Yes, it basically means "solve 𝐗𝛉 = y for 𝛉", for which inverting 𝐗 is one of the many methods that can be used to solve it. MATLAB also has the same backslash operator to mean the same thing.
I don't know about the pseudoinverse in particular, but at least in the case of normal inversion -- you almost never want to invert a matrix, but sometimes you do, so it should be possible to sensibly express the idea of 'invert' I think.
True, but the specific combination of inversion and multiplication, with a well-known meaning, could be transformed. Standalone inversion would still stay an inversion.
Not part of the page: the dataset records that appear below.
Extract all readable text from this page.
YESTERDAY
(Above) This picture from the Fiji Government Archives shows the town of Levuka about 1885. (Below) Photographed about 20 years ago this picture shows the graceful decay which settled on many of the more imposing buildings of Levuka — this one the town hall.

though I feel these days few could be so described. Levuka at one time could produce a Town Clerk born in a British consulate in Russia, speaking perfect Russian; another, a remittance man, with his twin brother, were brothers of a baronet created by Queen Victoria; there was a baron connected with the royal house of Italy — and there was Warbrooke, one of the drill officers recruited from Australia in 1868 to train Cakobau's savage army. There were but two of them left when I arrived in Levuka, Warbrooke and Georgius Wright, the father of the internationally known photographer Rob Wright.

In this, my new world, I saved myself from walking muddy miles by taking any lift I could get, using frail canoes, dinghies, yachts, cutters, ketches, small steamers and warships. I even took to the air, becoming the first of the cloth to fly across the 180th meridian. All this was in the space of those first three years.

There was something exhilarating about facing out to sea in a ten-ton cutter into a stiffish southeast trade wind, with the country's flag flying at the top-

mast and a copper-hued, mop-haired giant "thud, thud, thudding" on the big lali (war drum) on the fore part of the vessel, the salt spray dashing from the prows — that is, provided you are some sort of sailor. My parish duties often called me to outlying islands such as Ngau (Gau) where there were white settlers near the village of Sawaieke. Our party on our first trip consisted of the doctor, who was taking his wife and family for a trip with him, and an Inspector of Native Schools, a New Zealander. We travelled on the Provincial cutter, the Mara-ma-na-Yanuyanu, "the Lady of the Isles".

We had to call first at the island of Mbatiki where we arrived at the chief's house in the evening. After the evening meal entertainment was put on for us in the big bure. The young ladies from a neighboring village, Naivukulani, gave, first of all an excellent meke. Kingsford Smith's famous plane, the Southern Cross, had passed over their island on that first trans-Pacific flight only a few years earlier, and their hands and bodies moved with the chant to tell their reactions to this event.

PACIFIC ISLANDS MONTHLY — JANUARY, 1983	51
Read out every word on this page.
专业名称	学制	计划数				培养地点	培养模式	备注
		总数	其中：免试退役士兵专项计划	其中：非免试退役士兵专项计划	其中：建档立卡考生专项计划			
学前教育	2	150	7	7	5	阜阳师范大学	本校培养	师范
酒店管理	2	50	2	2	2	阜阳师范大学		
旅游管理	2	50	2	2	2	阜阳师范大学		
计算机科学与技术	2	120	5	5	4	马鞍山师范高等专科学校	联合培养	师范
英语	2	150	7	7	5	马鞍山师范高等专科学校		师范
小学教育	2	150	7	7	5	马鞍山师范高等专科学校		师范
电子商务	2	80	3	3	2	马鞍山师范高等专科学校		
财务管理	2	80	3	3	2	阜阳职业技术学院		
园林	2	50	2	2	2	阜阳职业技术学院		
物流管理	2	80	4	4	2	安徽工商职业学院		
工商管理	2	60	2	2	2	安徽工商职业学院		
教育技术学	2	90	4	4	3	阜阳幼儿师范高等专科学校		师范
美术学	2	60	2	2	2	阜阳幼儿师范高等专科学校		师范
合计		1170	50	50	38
Algebraic identities are definitely one thing you might want to exploit with advanced compiler macros.
I guess the only concern I'd have is, is it possible that someone knows what they are doing (so, something is special about their matrix) and wants to do an in-place inversion, multiply, and then use their inverted matrix for something else. I'm don't know Julia, though, so I'm not sure if this would be a weird thing to do. (is invert even in-place?)
Not sure about inversion, but if I remember correctly, LAPACK can do for factorizations such as LU in place. You can the refuse the factorization to solve for many RHS.
The normal way (as far as I know) to do inversion in LAPACK is to do LU (in place), and then do invert (also in place) on the LU factors (so they get eaten up by the invert). I guess it would be possible to do: LU, then do some solves, then do invert with those LU factors, it just seems a little odd.